Impressions of Fantavisions gameplay mechanics were mostly favorable, though many reviewers found that Fantavision lacked replay value, especially when compared to contemporary puzzle titles. PSM contributor Stephen Frost declared, "Just like a real fireworks show, Fantavision is breathtaking at first but fizzles out quickly." Perry, Frost, Curtiss, and GameRevolution considered Fantavisions long-term replayability inferior to that of releases like Super Puzzle Fighter II Turbo, Tetris DX, Devil Dice, Super Bust-a-Move, and Pokémon Puzzle Challenge. Paul Fitzpatrick of PlayStation Official Magazine – UK inferred that its comprisal of only eight levels (16 counting hard mode) was one of the game's few yet major shortcomings, but nonetheless acknowledged it as "addictive, innovative, and very playable." Edge felt that the power-ups and extra modes of Fantavision successfully extended its seemingly curtailed single-player experience. The magazine declared, "Simple enough, you conclude. Shallow, even. Before you know it, though, hours have passed, yet the 'one more go' factor remains firmly in place." Curtiss and Dudlak both thought the game should have been included as a free pack-in with the PS2 console rather than be released at full retail price. Frost, Fitzpatrick, Perry, IGNs Marc Nix, and Game Informers Jay Fitzloff all likened Fantavision to a simple technology demonstration. In the years following the game's original release, the notion that the game started as a PS2 technology demonstration prior to becoming a full-fledged game has persisted among numerous media outlets.

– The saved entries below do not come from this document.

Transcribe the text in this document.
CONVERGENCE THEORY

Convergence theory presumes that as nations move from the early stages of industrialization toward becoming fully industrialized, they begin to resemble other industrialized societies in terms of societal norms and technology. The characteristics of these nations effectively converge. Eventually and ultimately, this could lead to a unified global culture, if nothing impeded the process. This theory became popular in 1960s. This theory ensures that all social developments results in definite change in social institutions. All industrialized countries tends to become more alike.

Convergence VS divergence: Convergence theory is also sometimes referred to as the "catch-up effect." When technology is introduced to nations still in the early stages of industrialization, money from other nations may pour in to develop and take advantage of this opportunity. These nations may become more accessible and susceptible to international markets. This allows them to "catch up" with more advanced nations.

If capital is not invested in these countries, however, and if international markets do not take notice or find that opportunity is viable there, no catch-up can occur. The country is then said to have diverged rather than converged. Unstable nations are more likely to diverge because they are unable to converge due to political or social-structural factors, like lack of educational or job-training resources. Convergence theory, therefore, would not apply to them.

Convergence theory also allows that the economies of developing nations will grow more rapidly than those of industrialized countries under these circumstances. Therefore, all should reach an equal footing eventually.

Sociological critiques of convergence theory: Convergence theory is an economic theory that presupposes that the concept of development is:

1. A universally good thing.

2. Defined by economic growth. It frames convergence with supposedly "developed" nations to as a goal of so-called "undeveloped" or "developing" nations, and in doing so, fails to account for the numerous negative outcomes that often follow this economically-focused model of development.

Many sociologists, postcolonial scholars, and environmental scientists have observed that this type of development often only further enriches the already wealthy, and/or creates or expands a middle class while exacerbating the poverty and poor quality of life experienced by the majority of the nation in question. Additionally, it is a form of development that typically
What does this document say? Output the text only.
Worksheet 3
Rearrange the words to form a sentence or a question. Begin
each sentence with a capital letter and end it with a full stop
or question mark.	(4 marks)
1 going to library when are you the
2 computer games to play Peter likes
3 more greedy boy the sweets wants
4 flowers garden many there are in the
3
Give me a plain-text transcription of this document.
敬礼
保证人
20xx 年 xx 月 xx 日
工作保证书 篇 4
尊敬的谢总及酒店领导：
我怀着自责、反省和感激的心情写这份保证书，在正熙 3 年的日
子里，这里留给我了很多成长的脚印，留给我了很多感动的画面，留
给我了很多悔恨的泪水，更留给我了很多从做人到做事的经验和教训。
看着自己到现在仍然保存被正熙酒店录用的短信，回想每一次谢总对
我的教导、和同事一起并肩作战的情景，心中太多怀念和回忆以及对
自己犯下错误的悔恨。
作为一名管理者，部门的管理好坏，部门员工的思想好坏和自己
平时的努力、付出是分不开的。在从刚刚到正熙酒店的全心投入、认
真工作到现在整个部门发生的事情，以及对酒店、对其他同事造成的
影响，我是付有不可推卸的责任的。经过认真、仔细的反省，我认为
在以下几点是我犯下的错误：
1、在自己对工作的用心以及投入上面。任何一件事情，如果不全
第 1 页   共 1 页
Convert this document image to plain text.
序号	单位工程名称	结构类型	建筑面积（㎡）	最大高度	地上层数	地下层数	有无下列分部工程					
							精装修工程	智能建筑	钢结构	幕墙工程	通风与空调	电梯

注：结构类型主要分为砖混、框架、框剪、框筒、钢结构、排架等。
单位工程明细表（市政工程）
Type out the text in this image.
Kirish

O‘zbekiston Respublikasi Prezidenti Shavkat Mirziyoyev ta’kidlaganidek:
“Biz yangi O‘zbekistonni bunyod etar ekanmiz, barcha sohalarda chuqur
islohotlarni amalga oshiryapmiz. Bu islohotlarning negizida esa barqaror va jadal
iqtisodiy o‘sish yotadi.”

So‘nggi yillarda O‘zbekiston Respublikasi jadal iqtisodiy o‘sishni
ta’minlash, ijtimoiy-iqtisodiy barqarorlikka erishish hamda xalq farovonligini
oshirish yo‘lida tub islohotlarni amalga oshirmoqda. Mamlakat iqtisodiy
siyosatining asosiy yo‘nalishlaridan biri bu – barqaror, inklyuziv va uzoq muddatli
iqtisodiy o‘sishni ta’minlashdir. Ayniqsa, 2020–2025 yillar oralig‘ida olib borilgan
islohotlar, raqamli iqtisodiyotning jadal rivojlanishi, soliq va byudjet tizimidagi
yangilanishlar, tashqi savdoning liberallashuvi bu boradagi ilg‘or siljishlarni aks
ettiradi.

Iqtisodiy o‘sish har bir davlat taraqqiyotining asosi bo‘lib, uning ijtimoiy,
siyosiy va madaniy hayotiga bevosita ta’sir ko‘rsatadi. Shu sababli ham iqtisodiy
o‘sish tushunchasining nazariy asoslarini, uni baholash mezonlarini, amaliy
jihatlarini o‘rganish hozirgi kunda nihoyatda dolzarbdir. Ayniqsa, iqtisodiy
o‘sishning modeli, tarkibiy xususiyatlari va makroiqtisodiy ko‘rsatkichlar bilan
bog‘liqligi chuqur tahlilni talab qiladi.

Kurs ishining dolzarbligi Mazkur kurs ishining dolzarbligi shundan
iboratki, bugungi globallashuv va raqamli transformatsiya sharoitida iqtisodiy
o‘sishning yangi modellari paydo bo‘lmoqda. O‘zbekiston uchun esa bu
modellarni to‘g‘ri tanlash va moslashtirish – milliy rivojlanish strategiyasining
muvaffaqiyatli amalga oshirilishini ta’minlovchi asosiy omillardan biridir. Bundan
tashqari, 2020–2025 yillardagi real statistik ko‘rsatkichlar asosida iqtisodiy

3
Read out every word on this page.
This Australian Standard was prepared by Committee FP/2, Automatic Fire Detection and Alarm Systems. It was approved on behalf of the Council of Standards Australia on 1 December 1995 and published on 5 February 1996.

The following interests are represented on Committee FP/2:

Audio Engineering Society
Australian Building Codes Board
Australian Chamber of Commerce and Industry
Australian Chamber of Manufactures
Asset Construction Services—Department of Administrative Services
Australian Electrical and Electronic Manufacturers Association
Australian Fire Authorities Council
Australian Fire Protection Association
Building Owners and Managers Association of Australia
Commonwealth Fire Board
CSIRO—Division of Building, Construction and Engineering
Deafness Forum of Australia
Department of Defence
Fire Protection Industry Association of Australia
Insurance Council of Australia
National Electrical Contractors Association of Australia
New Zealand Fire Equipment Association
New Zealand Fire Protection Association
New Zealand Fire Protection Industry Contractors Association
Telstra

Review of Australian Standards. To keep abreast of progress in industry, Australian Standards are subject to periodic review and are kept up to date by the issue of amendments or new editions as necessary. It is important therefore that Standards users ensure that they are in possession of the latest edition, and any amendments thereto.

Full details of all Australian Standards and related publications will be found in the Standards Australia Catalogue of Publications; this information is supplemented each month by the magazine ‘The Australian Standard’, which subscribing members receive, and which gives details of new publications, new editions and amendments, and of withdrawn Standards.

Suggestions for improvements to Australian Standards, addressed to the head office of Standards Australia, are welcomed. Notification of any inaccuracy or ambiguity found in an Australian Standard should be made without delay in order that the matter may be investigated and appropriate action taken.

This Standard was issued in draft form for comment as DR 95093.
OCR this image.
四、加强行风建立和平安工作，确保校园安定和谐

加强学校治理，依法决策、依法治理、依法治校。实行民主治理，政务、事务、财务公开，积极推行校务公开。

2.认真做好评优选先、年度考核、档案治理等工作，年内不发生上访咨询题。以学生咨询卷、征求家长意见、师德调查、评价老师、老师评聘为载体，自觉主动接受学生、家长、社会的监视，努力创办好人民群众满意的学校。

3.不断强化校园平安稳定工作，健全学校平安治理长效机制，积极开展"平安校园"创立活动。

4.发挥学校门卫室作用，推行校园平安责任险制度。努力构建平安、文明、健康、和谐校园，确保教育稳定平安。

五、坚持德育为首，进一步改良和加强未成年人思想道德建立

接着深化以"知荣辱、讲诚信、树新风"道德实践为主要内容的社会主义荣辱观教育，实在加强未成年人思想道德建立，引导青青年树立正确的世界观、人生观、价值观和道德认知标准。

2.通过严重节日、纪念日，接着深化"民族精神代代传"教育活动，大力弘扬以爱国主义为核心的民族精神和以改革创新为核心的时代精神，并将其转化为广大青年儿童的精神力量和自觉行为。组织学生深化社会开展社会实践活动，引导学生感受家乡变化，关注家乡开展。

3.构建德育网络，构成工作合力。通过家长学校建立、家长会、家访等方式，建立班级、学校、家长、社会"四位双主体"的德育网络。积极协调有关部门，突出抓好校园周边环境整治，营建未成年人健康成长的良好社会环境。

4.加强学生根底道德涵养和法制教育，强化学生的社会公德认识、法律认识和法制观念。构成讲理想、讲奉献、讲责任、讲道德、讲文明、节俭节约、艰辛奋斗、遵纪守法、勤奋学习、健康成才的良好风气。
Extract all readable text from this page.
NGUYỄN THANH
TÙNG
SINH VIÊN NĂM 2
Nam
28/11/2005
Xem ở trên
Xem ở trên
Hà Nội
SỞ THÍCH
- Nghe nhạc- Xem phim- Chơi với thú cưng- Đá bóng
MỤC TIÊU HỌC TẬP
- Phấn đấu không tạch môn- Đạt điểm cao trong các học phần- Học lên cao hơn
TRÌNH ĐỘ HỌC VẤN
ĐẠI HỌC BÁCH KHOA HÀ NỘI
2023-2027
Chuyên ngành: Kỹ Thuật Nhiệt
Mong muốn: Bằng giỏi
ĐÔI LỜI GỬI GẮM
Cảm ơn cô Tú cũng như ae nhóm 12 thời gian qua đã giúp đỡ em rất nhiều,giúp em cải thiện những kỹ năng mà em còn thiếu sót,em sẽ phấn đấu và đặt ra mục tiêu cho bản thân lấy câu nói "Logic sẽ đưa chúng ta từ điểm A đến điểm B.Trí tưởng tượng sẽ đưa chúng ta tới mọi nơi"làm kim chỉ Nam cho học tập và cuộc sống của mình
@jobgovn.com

The addition of multiplayer to the Western localizations of Fantavision was praised. Hill called this mode "hugely entertaining" while the staff of Edge declared that its inclusion "cements Fantavisions status as an addictive, creative, and excellent title". Perry denoted the two-player mode to be the game's "saving grace" while Davis similarly stated it "breathes a good deal of life into a game that would've otherwise been worthy of a rental at best". Frost concluded that it would be the only way most players would discover a sense of value with the game once its visual charm had worn off. Though he enjoyed the two-player option in Fantavision, Semerad felt it was not as entertaining as similar experiences in other puzzle games possibly due to its "abstract" gameplay.

Aggregate score
| Aggregator | Score |
|---|---|
| Metacritic | 72/100 |

Review scores
| Publication | Score |
|---|---|
| AllGame | 3/5 |
| CNET Gamecenter | 4/10 |
| Edge | 8/10 |
| Electronic Gaming Monthly | 5/10 |
| Famitsu | 31/40 (Fantavision) 30/40 (Futari no Fantavision) |
| Game Informer | 6.75/10 |
| GameFan | 78% |
| GamePro | 4/5 |
| GameRevolution | C+ |
| GameSpot | 6.6/10 |
| IGN | 6.5/10 |
| Next Generation | 4/5 |
| Official U.S. PlayStation Magazine | 4/5 |

===Sales===
According to Famitsu, Fantavision was the fifth-best selling game in Japan during its week of release at 26,977 copies sold. Media Create reported that the game had sold 165,437 units in Japan by mid-June 2000. Sales quickly tapered off and totalled 173,048 copies in the region by the end of 2000. The commercial performance of Fantavision outside of Japan was poor. It was only the 15th-best selling PS2 title during the console's launch in the United States per data from The NPD Group. GfK Chart-Track reported that the game was the 13th-best selling PS2 title during its release week in the United Kingdom at just 826 copies sold.